The Romans divided the night into four three-hour segments and the Jews had adopted these divisions. The fourth watch was the last part of the night between three and six in the morning. This was the last watch, the end of the night.

The fourth watch is that point where you wake up and it is so dark, you look at the clock beside your bed, and you sigh deeply – you can still sleep for another 2 hours. Or it’s the time when you have to be at the airport for the early morning flight, that flight that leaves at 6 am, passengers sporting only sleep-blurred eyes and coffee breath.

Or it’s the “darkest before dawn” part of the night.

It meant this storm on the sea of Galilee had raged all night long. It meant that the disciples were exhausted and defeated, that they had battled a critical weather event with every ounce of their human strength – but it was not enough. The storm was going to defeat them.

Until Jesus came and spoke words that calmed the sea.

The fourth watch. My mind fills with questions: Why did Jesus wait so long? Why did this miracle worker not intervene sooner? Why, when it was at their last bit of strength, did he suddenly appear – a ghost-like figure walking on the stormy seas?

My questions will never be answered and even as I write them I know these questions reflect my heart – a heart that finds faith hard, that sometimes thinks God waits too long to intervene. Too long to move hearts and souls, too long to change circumstances. I want him to come on the first watch, not the fourth.

Explosions, bombs, faulty construction, fires, a never-ending war in Syria, refugees by the million, continued persecution of Christians in the Middle East; people fleeing homes only to drown at sea — all of it feels like the fourth watch. It’s gone on too long. When will peace come? When will the Prince of Peace reign? When will evil be conquered? When will God intervene?

I texted an Egyptian friend yesterday when I heard about the bomb at the cathedral. She had invited me to the cathedral during our recent trip to Egypt and because of timing, we couldn’t go. “What can we do?” I typed out. Her immediate response “Pray. Pray for the wounded. Pray for the grieving. Pray for us.”

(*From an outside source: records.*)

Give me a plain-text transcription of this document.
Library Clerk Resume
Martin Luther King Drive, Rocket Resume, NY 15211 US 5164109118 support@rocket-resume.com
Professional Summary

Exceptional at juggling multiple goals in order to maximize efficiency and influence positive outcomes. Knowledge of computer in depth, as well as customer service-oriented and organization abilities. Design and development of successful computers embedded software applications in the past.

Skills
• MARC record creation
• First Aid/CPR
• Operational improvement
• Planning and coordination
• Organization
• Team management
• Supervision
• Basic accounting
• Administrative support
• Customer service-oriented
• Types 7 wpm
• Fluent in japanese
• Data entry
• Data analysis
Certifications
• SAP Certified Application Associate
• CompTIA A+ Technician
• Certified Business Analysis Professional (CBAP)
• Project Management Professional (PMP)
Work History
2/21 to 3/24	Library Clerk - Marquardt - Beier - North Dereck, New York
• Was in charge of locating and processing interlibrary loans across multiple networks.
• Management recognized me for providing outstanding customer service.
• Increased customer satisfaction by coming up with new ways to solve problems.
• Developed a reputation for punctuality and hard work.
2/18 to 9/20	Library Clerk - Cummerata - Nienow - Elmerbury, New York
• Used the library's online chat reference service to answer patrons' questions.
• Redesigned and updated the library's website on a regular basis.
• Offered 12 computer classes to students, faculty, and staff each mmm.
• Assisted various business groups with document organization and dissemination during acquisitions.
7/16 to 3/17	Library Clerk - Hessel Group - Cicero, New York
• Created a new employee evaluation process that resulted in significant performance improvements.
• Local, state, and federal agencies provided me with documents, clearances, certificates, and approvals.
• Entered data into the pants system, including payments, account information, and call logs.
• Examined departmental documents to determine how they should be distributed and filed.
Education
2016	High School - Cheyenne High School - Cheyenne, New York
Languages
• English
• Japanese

My heart is grieving for Egypt and Turkey. It is also heavy for my own stuff – my own grief and sadness. Perhaps yours is as well.

The world is waiting for the fourth watch. I am waiting for the fourth watch.

Many years ago there was a group of people who were waiting. There had been four hundred years of silence; four hundred years where there were no prophets, no mouth pieces of God. Four hundred years of history and oppression and finally, occupation by Rome. It was surely the fourth watch when Jesus came as a little baby, insignificant, another male child at the time of a census. The significant marks of his birth were seen later — a virgin birth, a star in the East, and an angel’s song to shepherds. Perhaps people like you and me were saying the same things that we say during these days of grief and loss.

It’s gone on too long.

When will peace come?

When will evil be conquered?

When will God intervene?

I’m reminded of this on this Monday morning.  We are weary. We are waiting for the fourth watch. We are waiting for the words: “Take courage! It is I. Don’t be afraid.” 

May it be so. 

*The story relayed is from the Gospel of Matthew chapter 14: 23-47.

[Note: this post was adapted from a previously written piece.]

2 thoughts on “In the Fourth Watch of the Night

  1. Such hard news to see all at once, and we do feel so helpless to do anything. So we cry out to the Lord, a God of mercy to be present in the midst of the pain and grief and suffering that seems so unending. This “fourth watch of the night” seems so long, but we wait in hope and expectation for His coming. In the meantime we do what we can which for many of us is just to keep on praying.

    Like

  2. Beautiffully expressed scriptural lesson for these recent events and these times. Uplifting, hopeful and Spirit-filled. Blessings and thanks.